Saturday, April 23, 2011

The night smells happy

I love Spring.  It smells so good.  It’s as though the Earth comes alive not just in plants, but in odors.  Fresh cut grass.  Grills lighting for the first time.  Bubbles and sidewalk chalk.  They have a smell.  It’s a happy smell.  The smell of laughter.  Driving in Memphis on any Spring night, I smell all of these.  And it sends a calm through me.  Down to my toes.  It is the smell of the South.  All across the southeastern United States it’s as though Spring unlocks prisons.  People emerge into the sunlight.  Sure the sun was out during the winter, but not quite like the Spring sun.  And the smell of lawn mowers, hot dogs on the grill, and life emerging from winter.  Birds herald Spring.  And it’s visually obvious.  But for me it’s the smells.  I’m a smell person.

Smells have memories.  And never memories that make sense.  Freshly dug Earth reminds me of sweet tea with lemon.  My mom always had a glass if sweet tea with lemon when she worked in the yard.  Sautéing onions remind me of table forts.  My grandmother always cooked spaghetti when my cousins were visiting, and we always built a fort with the kitchen table and quilts while she cooked.  I always have a memory with a smell. Jelly beans and Peeps remind me of my Great Uncle L.S.  He was always so well dressed on Easter at my grandmother’s house.  Three-piece-suit nice.  He and my Great Aunt Lorraine always dressed overly nice on Easter.  It was always “look, we have money” nice too.  Bright pink lipstick nice.  Jelly bean smelling nice. 

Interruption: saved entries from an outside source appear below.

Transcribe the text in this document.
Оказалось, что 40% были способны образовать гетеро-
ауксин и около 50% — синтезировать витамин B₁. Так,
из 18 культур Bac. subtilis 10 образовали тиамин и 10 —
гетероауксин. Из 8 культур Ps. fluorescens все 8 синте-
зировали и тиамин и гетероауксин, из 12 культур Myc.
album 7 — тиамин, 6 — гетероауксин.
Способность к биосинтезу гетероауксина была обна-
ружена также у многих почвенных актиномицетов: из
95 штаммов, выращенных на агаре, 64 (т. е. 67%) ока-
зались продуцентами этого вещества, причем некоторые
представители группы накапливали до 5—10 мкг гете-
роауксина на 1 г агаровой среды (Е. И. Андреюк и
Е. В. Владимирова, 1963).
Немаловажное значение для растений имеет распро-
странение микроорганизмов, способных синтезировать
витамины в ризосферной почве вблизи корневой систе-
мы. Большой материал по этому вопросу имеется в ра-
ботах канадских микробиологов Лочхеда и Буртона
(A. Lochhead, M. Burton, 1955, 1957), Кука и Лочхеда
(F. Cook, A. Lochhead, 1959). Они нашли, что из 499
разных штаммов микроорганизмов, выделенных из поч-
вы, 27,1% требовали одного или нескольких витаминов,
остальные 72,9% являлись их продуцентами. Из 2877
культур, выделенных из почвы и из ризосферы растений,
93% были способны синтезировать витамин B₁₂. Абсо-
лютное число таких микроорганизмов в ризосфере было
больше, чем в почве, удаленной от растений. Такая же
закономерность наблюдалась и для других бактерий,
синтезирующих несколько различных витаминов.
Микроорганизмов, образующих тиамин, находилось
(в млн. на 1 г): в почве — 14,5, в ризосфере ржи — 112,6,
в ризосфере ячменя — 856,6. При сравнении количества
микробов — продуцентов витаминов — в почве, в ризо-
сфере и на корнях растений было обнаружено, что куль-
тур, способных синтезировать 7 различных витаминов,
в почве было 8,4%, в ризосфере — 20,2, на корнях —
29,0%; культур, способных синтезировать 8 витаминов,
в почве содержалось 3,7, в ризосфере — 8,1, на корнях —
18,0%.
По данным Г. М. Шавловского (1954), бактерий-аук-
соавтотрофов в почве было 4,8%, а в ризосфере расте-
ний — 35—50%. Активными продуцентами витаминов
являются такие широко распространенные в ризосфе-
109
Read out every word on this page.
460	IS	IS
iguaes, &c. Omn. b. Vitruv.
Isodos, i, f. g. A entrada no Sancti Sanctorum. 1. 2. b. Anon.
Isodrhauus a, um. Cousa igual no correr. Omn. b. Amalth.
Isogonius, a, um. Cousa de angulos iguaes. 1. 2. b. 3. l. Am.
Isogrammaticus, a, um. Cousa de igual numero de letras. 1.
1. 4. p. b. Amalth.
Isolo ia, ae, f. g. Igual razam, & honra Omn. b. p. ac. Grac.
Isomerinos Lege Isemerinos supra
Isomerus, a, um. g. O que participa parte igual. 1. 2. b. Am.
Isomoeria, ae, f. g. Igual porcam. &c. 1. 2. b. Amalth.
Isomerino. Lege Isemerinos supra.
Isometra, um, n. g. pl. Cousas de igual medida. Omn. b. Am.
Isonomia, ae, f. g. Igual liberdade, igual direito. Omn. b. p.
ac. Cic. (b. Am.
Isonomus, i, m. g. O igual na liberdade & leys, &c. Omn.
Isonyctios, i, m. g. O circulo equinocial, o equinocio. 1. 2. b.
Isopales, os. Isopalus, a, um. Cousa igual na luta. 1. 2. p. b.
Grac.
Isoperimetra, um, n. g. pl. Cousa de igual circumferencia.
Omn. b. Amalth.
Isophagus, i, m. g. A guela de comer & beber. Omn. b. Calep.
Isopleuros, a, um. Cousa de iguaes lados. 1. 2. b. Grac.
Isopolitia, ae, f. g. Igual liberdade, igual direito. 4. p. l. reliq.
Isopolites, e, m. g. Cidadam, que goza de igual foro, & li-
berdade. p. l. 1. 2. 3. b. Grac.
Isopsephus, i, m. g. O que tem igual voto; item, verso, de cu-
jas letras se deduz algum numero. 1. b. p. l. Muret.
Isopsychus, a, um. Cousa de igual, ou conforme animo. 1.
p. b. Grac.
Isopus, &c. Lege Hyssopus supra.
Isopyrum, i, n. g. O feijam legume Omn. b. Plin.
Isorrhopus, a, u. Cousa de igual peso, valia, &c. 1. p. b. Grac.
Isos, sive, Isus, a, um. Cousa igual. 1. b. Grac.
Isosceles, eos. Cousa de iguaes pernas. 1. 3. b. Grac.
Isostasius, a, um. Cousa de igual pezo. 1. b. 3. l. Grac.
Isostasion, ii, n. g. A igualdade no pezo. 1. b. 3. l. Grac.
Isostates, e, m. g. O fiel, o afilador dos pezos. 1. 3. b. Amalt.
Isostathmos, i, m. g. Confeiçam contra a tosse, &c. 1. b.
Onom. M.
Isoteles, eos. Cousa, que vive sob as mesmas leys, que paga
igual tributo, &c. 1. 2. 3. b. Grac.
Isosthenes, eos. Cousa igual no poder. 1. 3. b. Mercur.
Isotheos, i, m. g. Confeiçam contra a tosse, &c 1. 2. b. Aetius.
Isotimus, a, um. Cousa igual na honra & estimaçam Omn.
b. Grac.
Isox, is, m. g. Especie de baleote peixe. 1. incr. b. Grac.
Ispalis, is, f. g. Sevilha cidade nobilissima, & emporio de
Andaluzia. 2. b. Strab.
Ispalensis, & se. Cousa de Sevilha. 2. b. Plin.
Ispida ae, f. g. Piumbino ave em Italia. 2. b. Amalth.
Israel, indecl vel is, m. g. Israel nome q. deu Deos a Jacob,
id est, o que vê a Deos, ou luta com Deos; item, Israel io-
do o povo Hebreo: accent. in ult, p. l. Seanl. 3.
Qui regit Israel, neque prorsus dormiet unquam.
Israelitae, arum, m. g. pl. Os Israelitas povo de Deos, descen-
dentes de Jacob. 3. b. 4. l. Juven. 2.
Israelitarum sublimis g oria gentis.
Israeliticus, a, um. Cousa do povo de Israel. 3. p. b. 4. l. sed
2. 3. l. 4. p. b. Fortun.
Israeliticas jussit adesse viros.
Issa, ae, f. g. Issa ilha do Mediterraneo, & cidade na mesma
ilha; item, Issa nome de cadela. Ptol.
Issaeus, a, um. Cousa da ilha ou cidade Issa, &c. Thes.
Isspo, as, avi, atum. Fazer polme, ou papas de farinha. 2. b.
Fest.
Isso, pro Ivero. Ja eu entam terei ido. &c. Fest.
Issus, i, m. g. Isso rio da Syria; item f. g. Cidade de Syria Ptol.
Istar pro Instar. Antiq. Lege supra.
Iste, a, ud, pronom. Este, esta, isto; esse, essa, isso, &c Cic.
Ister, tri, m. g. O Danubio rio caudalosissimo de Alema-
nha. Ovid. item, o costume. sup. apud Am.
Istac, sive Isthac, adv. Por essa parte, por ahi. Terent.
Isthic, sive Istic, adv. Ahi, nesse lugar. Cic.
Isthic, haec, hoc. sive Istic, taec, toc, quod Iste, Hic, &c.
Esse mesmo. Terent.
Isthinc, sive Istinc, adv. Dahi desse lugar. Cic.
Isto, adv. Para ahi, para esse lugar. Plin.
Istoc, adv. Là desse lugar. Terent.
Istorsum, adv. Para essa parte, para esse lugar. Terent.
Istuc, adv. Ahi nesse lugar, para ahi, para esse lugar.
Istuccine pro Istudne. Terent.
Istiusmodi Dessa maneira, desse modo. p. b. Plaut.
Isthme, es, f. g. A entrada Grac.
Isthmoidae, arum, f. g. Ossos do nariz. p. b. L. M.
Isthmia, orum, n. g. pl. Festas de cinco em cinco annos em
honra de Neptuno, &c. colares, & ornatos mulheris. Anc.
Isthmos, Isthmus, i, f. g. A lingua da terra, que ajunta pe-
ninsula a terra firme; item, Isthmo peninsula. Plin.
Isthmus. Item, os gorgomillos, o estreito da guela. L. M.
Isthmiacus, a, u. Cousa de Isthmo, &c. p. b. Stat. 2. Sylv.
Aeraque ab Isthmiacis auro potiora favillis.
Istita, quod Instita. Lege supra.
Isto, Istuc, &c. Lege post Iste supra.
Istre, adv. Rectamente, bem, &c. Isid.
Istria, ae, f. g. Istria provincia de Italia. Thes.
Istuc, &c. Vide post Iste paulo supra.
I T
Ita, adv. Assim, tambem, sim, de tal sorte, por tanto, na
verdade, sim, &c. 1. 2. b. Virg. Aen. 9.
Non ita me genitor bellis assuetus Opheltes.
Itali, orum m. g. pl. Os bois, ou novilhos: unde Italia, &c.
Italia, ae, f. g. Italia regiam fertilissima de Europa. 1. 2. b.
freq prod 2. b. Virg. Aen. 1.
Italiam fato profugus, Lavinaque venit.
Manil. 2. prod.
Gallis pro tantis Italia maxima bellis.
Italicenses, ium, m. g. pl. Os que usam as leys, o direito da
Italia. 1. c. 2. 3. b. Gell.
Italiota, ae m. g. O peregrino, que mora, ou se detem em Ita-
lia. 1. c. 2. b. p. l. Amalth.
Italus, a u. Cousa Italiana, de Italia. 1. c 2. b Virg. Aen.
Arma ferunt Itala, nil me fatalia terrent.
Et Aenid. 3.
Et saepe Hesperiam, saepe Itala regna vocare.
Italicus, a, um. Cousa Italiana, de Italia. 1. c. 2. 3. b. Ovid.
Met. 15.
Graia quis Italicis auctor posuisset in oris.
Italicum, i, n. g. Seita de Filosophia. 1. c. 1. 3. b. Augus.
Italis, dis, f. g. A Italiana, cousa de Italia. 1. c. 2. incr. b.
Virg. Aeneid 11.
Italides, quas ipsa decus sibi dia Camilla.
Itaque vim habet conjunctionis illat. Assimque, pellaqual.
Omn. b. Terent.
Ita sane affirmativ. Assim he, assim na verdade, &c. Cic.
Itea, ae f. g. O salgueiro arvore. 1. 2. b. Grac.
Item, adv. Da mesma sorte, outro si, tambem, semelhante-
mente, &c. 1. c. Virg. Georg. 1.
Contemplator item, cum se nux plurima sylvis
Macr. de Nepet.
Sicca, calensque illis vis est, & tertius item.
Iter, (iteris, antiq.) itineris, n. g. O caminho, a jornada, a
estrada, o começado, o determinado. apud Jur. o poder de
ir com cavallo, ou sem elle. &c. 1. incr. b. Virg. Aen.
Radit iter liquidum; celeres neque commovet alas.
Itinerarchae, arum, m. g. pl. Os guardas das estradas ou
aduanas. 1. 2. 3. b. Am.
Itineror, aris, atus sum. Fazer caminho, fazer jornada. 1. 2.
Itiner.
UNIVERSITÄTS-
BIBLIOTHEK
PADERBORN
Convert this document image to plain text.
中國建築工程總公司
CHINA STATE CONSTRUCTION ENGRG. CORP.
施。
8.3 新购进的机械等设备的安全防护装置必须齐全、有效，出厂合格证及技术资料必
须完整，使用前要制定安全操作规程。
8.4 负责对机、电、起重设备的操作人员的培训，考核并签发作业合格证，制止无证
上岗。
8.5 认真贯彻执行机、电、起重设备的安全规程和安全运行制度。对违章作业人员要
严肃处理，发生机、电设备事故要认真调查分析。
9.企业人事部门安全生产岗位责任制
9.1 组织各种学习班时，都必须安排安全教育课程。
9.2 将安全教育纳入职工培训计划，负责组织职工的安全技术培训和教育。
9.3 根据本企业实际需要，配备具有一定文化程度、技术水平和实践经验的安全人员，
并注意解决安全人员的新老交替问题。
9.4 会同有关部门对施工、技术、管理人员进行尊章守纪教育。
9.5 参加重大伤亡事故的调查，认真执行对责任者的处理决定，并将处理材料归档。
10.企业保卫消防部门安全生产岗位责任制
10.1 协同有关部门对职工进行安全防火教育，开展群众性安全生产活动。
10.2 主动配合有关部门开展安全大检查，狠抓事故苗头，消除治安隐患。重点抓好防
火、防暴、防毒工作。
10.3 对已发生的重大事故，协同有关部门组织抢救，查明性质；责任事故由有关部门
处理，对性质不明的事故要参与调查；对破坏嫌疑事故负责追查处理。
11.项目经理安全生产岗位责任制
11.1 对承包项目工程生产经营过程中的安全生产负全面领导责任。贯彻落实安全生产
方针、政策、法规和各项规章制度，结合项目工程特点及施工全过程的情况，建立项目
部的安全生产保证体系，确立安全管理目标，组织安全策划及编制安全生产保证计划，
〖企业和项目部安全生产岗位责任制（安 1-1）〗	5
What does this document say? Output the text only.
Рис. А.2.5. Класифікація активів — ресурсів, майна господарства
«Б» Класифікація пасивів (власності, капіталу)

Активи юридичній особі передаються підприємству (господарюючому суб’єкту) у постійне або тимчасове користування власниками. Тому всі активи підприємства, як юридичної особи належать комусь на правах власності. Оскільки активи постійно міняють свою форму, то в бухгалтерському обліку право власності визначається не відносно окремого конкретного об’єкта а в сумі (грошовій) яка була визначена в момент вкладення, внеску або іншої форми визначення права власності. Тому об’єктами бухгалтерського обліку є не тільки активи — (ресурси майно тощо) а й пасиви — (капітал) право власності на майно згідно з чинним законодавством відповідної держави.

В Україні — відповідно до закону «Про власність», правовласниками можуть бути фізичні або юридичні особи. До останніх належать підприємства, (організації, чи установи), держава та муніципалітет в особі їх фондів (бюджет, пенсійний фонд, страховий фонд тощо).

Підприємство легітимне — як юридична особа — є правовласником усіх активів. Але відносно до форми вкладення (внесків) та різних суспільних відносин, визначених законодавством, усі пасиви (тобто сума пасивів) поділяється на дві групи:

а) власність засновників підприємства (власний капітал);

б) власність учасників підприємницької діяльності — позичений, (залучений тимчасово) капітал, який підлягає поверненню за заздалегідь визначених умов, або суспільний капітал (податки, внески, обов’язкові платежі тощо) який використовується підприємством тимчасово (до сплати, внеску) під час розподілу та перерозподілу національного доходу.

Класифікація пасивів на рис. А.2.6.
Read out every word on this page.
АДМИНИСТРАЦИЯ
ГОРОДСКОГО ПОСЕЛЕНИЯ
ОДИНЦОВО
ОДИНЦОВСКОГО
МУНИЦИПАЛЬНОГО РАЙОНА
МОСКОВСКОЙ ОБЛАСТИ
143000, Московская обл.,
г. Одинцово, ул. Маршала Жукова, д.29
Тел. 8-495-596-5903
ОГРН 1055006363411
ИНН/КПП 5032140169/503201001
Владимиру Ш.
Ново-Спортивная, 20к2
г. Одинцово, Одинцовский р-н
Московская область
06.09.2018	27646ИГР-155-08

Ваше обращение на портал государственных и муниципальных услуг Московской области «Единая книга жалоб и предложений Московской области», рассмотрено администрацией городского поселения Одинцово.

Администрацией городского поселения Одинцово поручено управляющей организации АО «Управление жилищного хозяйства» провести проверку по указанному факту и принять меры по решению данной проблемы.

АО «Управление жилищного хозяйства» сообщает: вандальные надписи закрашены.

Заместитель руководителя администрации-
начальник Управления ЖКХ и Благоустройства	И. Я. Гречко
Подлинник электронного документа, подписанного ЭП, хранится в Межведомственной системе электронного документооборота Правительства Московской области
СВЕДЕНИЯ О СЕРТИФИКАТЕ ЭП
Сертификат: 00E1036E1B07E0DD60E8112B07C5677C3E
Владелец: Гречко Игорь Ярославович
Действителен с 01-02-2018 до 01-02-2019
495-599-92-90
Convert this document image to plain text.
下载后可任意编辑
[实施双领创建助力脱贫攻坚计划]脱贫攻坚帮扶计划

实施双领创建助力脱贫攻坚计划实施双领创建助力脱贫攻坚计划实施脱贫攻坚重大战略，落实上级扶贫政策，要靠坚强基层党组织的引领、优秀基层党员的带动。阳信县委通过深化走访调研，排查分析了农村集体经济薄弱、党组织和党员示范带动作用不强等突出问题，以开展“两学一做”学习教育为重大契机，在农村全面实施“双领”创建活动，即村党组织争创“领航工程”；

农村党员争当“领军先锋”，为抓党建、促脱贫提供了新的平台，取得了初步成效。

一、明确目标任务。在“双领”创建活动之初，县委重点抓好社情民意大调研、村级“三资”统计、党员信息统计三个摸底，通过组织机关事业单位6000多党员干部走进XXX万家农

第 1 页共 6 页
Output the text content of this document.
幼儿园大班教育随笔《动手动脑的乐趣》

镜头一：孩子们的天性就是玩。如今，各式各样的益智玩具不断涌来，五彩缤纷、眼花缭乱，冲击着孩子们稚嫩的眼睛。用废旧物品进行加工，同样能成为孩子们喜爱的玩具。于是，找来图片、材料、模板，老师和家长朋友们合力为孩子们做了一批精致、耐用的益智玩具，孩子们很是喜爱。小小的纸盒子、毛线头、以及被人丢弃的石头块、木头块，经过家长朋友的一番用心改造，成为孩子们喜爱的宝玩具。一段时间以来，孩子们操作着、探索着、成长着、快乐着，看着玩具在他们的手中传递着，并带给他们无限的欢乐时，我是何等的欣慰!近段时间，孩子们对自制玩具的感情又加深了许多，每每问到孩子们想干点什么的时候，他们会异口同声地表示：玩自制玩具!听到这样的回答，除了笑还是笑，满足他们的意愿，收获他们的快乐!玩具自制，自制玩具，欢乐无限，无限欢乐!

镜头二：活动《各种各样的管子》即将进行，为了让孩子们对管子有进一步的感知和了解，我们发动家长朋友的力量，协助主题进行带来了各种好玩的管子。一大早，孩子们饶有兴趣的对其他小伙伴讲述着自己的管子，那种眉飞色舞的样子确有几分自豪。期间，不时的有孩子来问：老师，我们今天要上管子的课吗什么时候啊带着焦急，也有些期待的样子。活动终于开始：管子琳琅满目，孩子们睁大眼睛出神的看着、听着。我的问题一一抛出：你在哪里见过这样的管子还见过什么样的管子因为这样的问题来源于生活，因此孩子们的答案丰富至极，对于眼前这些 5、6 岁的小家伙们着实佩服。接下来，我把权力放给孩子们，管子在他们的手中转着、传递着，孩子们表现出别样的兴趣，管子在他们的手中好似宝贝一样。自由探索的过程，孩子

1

Now I’m making new smell memories.  Slowly the new ones replace the old ones.  Candy corn no longer makes me think of face planting on the tile floor at McDonalds.  (We always went there after trick-or-treating and one year I fell off a stool and hit the floor, smearing my clown make up all over the tile).  Now I think of my kids and my best friends and their kids having fun going door to door at Halloween and getting SO frustrated they have to wait for their little brother.  Breakfast sausage is losing its memory of Sunday mornings and being replaced with family breakfast on the weekends with my kids.  But cigarette smoke – that’s always going to be the beach for me.  Playing in the sand while my mom sat under the umbrella reading and my dad stood in the water making sure we always came back up.  Someone near us was smoking.  Every summer.  I hope my kids have smell memories.  Good smell memories.  I hope that when they are all grown up they stop on a Spring night and say “this night smells so good” and think of a million great things we did this year.

1 comment:

  1. I don't know why, but this brought tears (happy ones) to my eyes.. I love you!